‘The Thoughtful Uncle’

Jerry Tarkanian | August 8, 1930-February 11, 2015


During my time as sports director at KVBC Channel 3 (now KSNV), Jerry Tarkanian’s Rebels were almost always the lead story—in good times, bad times and even during the off-season.

In 1990, I went on the 6 o’clock news the night after UNLV had clobbered Utah State. The game wasn’t the story, though. Instead, it was an incident that made national news. Moses Scurry, a rugged and emotional forward, had been ruled ineligible for the game by the NCAA and was on the end of the bench in dress clothes when a fight broke out during the game. Scurry made his way onto the court and punched Aggies’ head coach Kohn Smith. Yes, he actually punched a coach.

I wrote a three-minute commentary ripping Tark and the program’s chaotic and envelope-pushing reputation. In Las Vegas at that time, criticizing Tark was tantamount to treason.

When my sportscast was over, a news manager rushed into the studio and as the door flung open, I could hear the phone lines ringing off the hook.

“That was fantastic,” one of my bosses said. “But I wouldn’t leave your house for several days,” he laughed.

Word of my commentary quickly got to Tark, and a few days later, he called me into his office after a practice. Expecting the worst, what transpired was actually one of his most endearing moments.

“You were really hard on me and Moses, Colin. I mean, really hard. I didn’t see it, but everyone has been telling me what you said. It sounds really unfair. He’s just a kid.” I quickly interrupted Tark and defended myself.

“Jerry, if I don’t give an honest opinion, what credibility do I have? I love Moses, but he shouldn’t have even been allowed on the bench. I can’t take it easy on you or your program, or I will have zero credibility. I have to do my job. That’s all I’m doing.”
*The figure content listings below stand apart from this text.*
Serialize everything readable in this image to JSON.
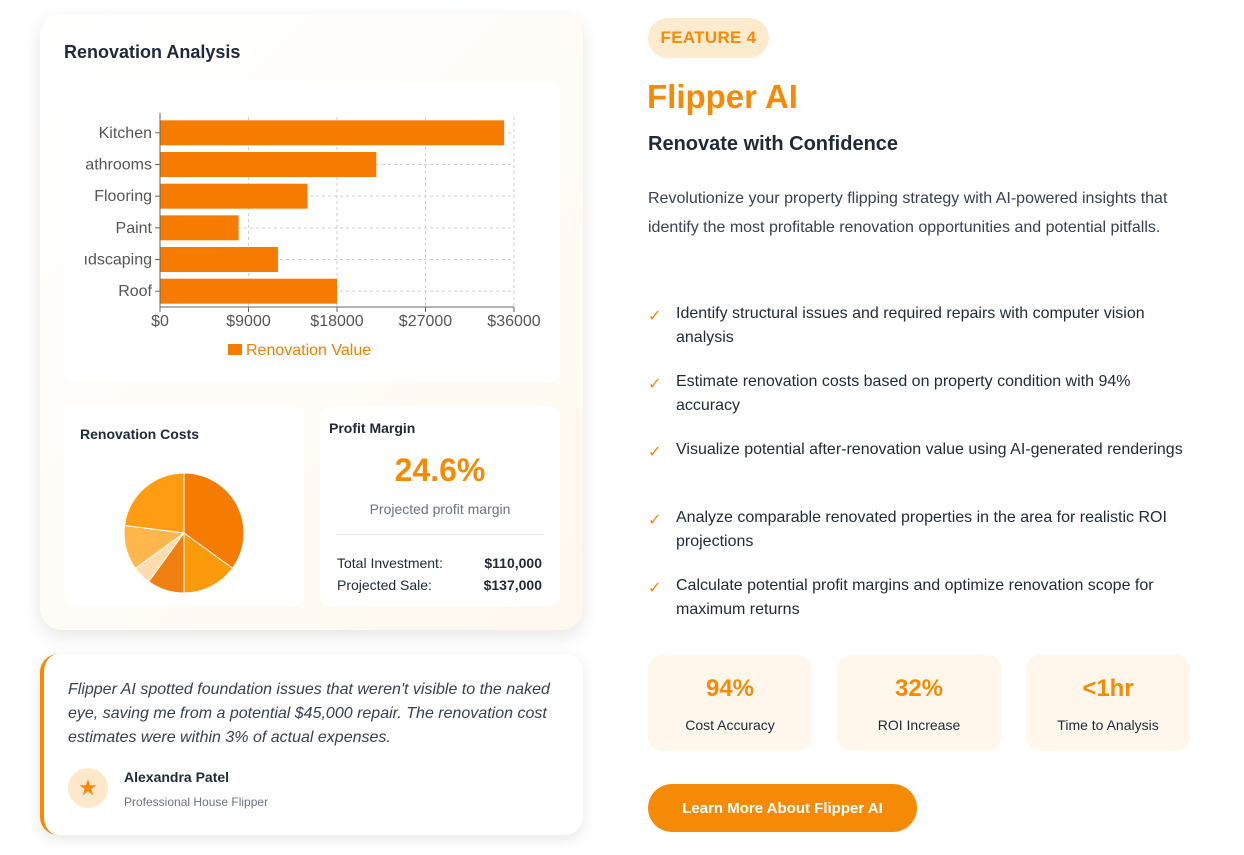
{
  "analysis": {
    "title": "Renovation Analysis"
  },
  "chart_data": [
    {
      "type": "bar",
      "orientation": "horizontal",
      "categories": [
        "Kitchen",
        "Bathrooms",
        "Flooring",
        "Paint",
        "Landscaping",
        "Roof"
      ],
      "category_labels_visible": [
        "Kitchen",
        "athrooms",
        "Flooring",
        "Paint",
        "ıdscaping",
        "Roof"
      ],
      "series": [
        {
          "name": "Renovation Value",
          "values": [
            35000,
            22000,
            15000,
            8000,
            12000,
            18000
          ]
        }
      ],
      "xticks": [
        "$0",
        "$9000",
        "$18000",
        "$27000",
        "$36000"
      ],
      "xlim": [
        0,
        36000
      ],
      "grid": true,
      "legend_position": "bottom",
      "color": "#f57c00"
    },
    {
      "type": "pie",
      "title": "Renovation Costs",
      "values": [
        35,
        15,
        10,
        5,
        12,
        23
      ],
      "colors": [
        "#f57c00",
        "#fb9a0a",
        "#ef7f11",
        "#ffdcae",
        "#ffb74d",
        "#ff9c12"
      ]
    }
  ],
  "profit": {
    "title": "Profit Margin",
    "value": "24.6%",
    "subtitle": "Projected profit margin",
    "investment_label": "Total Investment:",
    "investment_value": "$110,000",
    "sale_label": "Projected Sale:",
    "sale_value": "$137,000"
  },
  "testimonial": {
    "quote": "Flipper AI spotted foundation issues that weren't visible to the naked eye, saving me from a potential $45,000 repair. The renovation cost estimates were within 3% of actual expenses.",
    "avatar_icon": "star-icon",
    "name": "Alexandra Patel",
    "role": "Professional House Flipper"
  },
  "feature": {
    "badge": "FEATURE 4",
    "title": "Flipper AI",
    "subtitle": "Renovate with Confidence",
    "description": "Revolutionize your property flipping strategy with AI-powered insights that identify the most profitable renovation opportunities and potential pitfalls.",
    "check_icon": "check-icon",
    "benefits": [
      "Identify structural issues and required repairs with computer vision analysis",
      "Estimate renovation costs based on property condition with 94% accuracy",
      "Visualize potential after-renovation value using AI-generated renderings",
      "Analyze comparable renovated properties in the area for realistic ROI projections",
      "Calculate potential profit margins and optimize renovation scope for maximum returns"
    ],
    "stats": [
      {
        "value": "94%",
        "label": "Cost Accuracy"
      },
      {
        "value": "32%",
        "label": "ROI Increase"
      },
      {
        "value": "<1hr",
        "label": "Time to Analysis"
      }
    ],
    "cta_label": "Learn More About Flipper AI"
  },
  "colors": {
    "accent": "#f58a07",
    "accent_soft": "#fdebd0",
    "card_tint": "#fff6ec"
  }
}
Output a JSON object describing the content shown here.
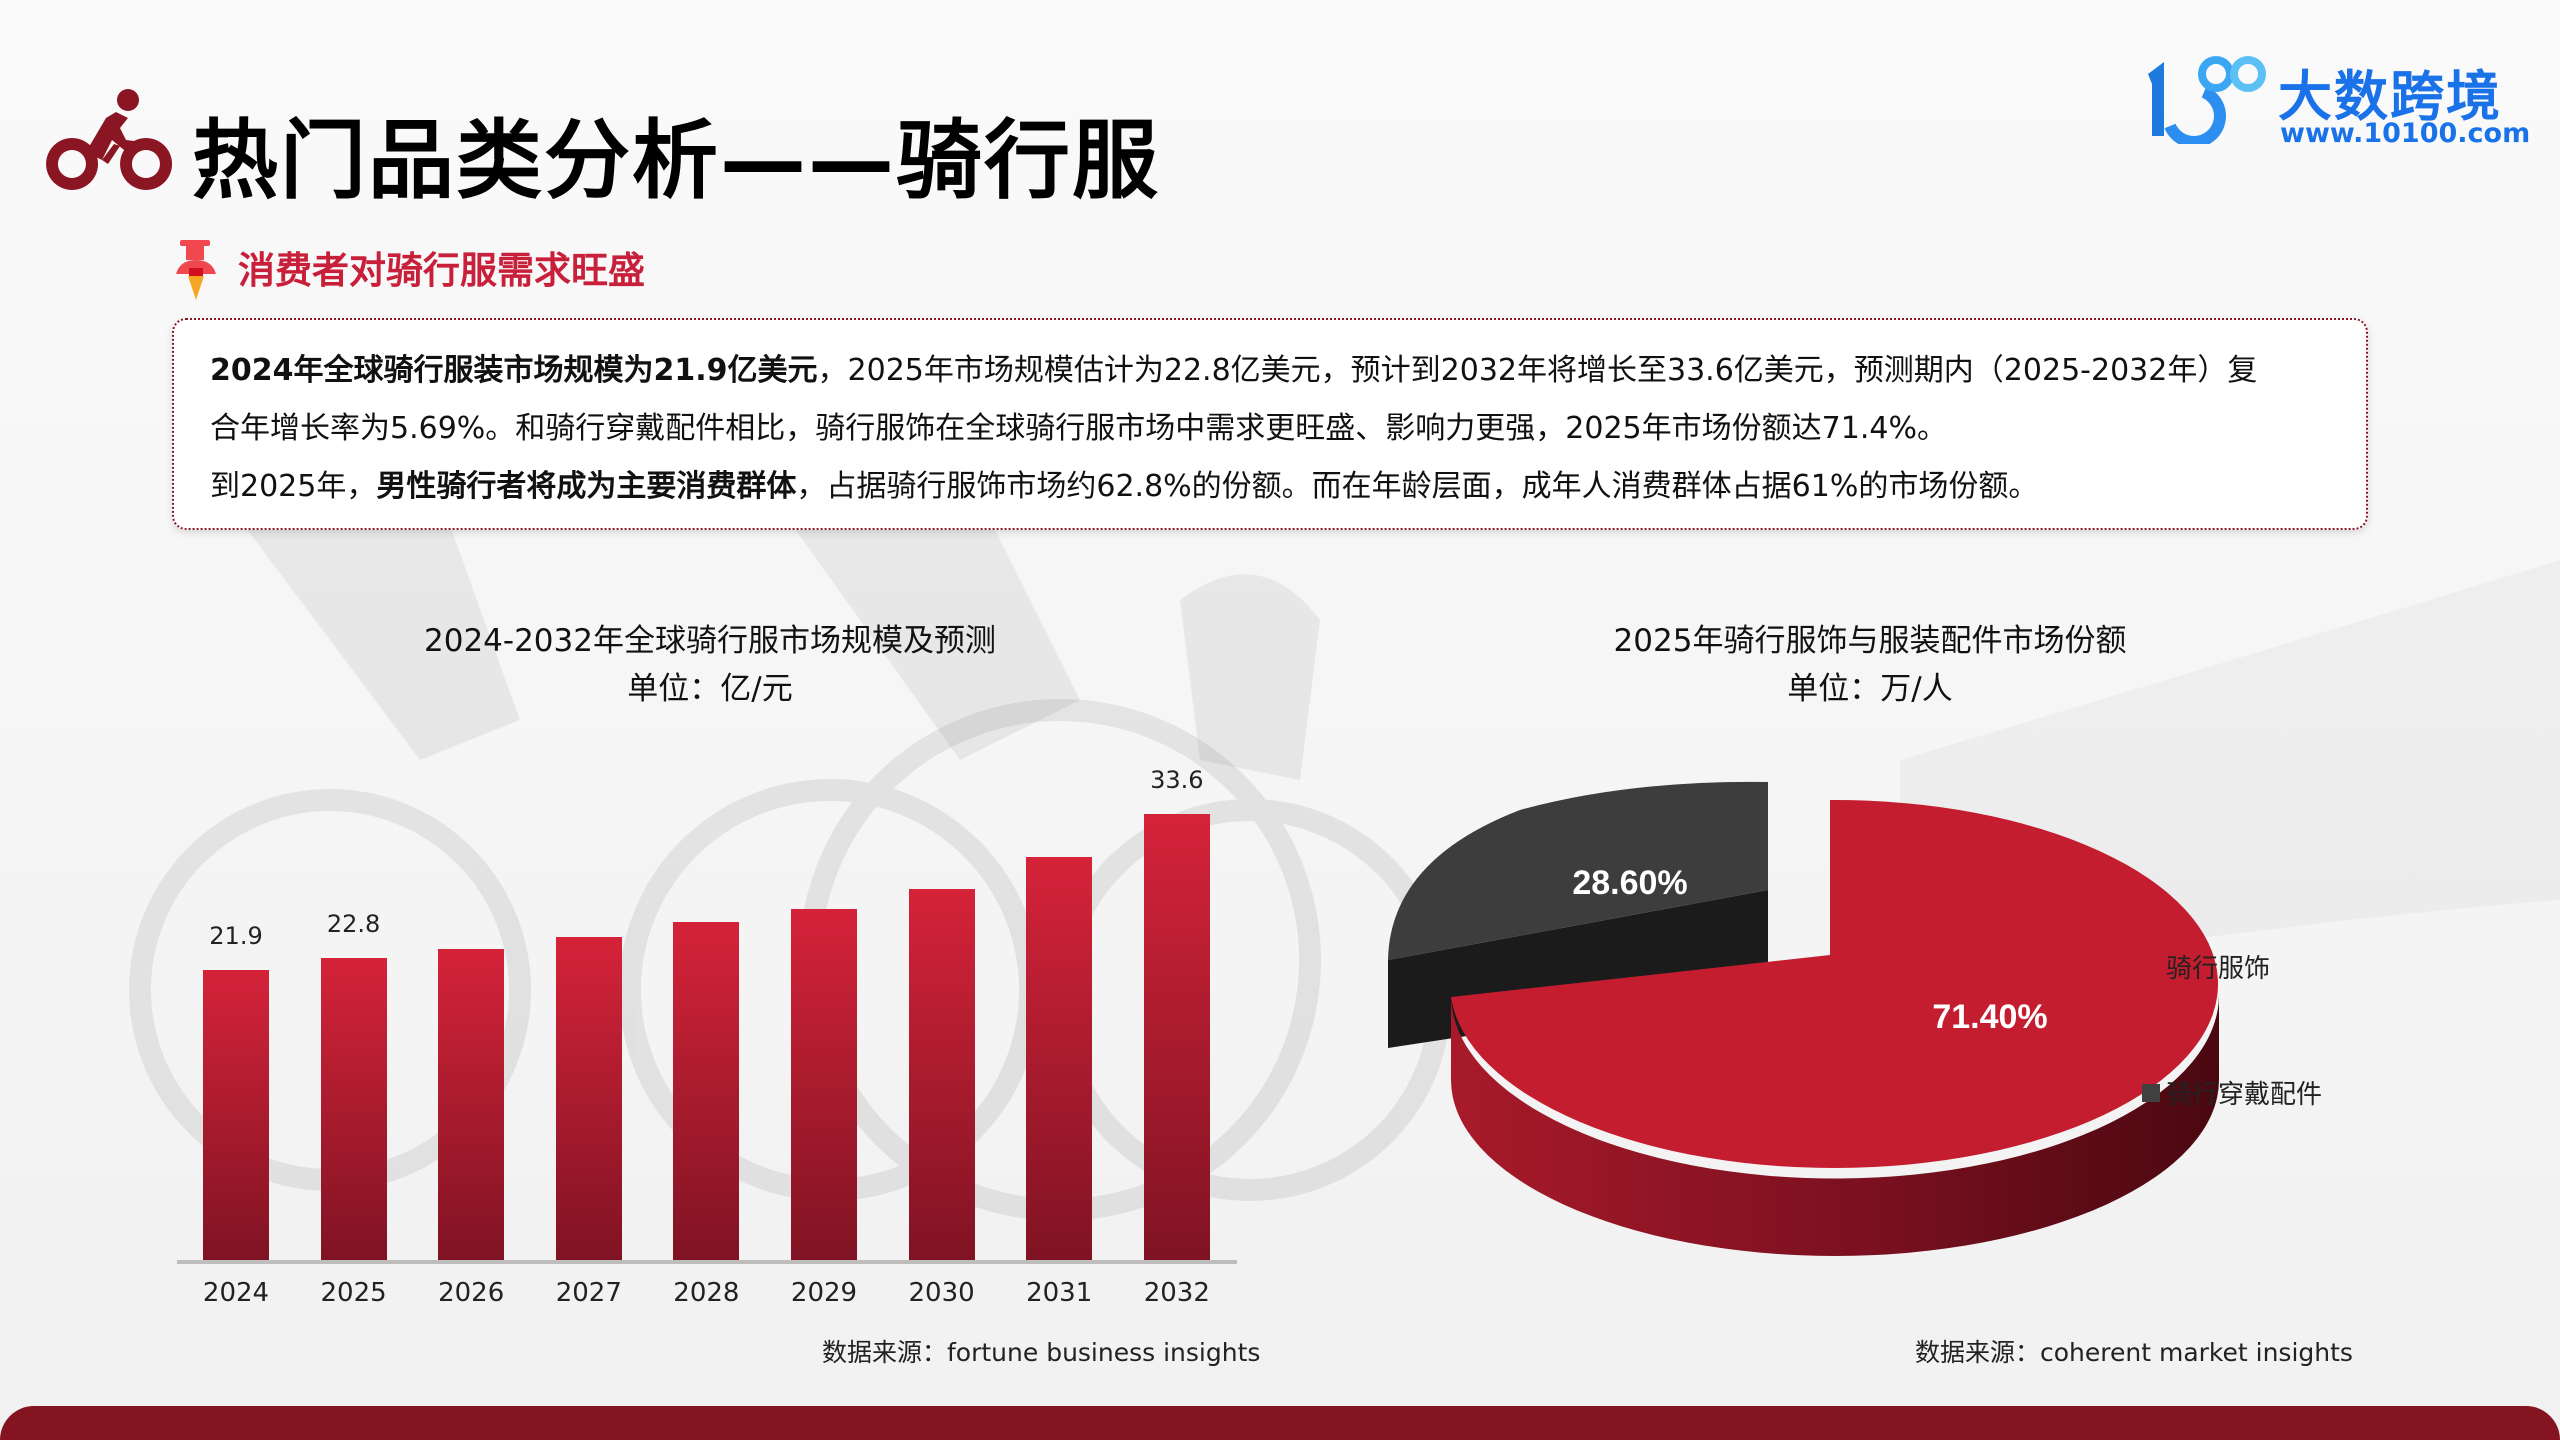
{
  "header": {
    "title": "热门品类分析——骑行服",
    "logo_text": "大数跨境",
    "logo_url": "www.10100.com",
    "logo_mark": "10100"
  },
  "section": {
    "heading": "消费者对骑行服需求旺盛",
    "icon": "pushpin-icon"
  },
  "summary": {
    "line1_bold": "2024年全球骑行服装市场规模为21.9亿美元",
    "line1_rest": "，2025年市场规模估计为22.8亿美元，预计到2032年将增长至33.6亿美元，预测期内（2025-2032年）复",
    "line2": "合年增长率为5.69%。和骑行穿戴配件相比，骑行服饰在全球骑行服市场中需求更旺盛、影响力更强，2025年市场份额达71.4%。",
    "line3_pre": "到2025年，",
    "line3_bold": "男性骑行者将成为主要消费群体",
    "line3_rest": "，占据骑行服饰市场约62.8%的份额。而在年龄层面，成年人消费群体占据61%的市场份额。"
  },
  "bar_chart": {
    "title": "2024-2032年全球骑行服市场规模及预测",
    "unit": "单位：亿/元",
    "source": "数据来源：fortune business insights",
    "bar_color_top": "#d52339",
    "bar_color_bottom": "#7f1323"
  },
  "pie_chart": {
    "title": "2025年骑行服饰与服装配件市场份额",
    "unit": "单位：万/人",
    "source": "数据来源：coherent market insights",
    "label_red": "71.40%",
    "label_gray": "28.60%",
    "legend": [
      {
        "label": "骑行服饰",
        "color": "#c51d30"
      },
      {
        "label": "骑行穿戴配件",
        "color": "#404040"
      }
    ]
  },
  "chart_data": [
    {
      "type": "bar",
      "title": "2024-2032年全球骑行服市场规模及预测",
      "subtitle": "单位：亿/元",
      "categories": [
        "2024",
        "2025",
        "2026",
        "2027",
        "2028",
        "2029",
        "2030",
        "2031",
        "2032"
      ],
      "values": [
        21.9,
        22.8,
        23.5,
        24.4,
        25.5,
        26.5,
        28.0,
        30.4,
        33.6
      ],
      "data_labels": {
        "2024": "21.9",
        "2025": "22.8",
        "2032": "33.6"
      },
      "xlabel": "",
      "ylabel": "",
      "ylim": [
        0,
        36
      ],
      "grid": false,
      "legend": null,
      "source": "数据来源：fortune business insights"
    },
    {
      "type": "pie",
      "title": "2025年骑行服饰与服装配件市场份额",
      "subtitle": "单位：万/人",
      "categories": [
        "骑行服饰",
        "骑行穿戴配件"
      ],
      "values": [
        71.4,
        28.6
      ],
      "labels": [
        "71.40%",
        "28.60%"
      ],
      "colors": [
        "#c51d30",
        "#404040"
      ],
      "style": "3D, exploded",
      "legend_position": "right",
      "source": "数据来源：coherent market insights"
    }
  ]
}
Tark paused and instead of firing back, he said, almost apologetically, “Yeah, you do have to do your job. I get that. I didn’t even see it, but I heard you really ripped us.” He smirked, “All the fans told me I had to yell at you, but you do have a job to do. Fans get a little crazy.”

And that was it. The legendary coach listened to the twenty-something sportscaster. No yelling. No defiant railing. He may have even asked how things were going for me afterward. Maybe he did or didn’t, but I like to remember that he did.

People thought Tark and I had an adversarial relationship, but we really didn’t, save a few disagreements. He was complex like all interesting people are.

Fifteen years later on the campus of Penn State, I was hosting a radio remote for ESPN when two young girls came up to me and introduced themselves as Jerry’s nieces.

Colin Cowherd’s show airs simultaneously on FS1 and the Fox Sports Radio Network, including KRLV-AM 1340 in Las Vegas, from 9 a.m.-noon weekdays.

“Our uncle Jerry says to say ‘Hi’ and hopes you are doing well,” they said.

He didn’t have to do that, just like he didn’t have to patiently listen to me, while upset, years earlier.

That moment is how I like to remember him. Jerry, the thoughtful uncle and the willing listener, not the legendary coach with an edgy reputation.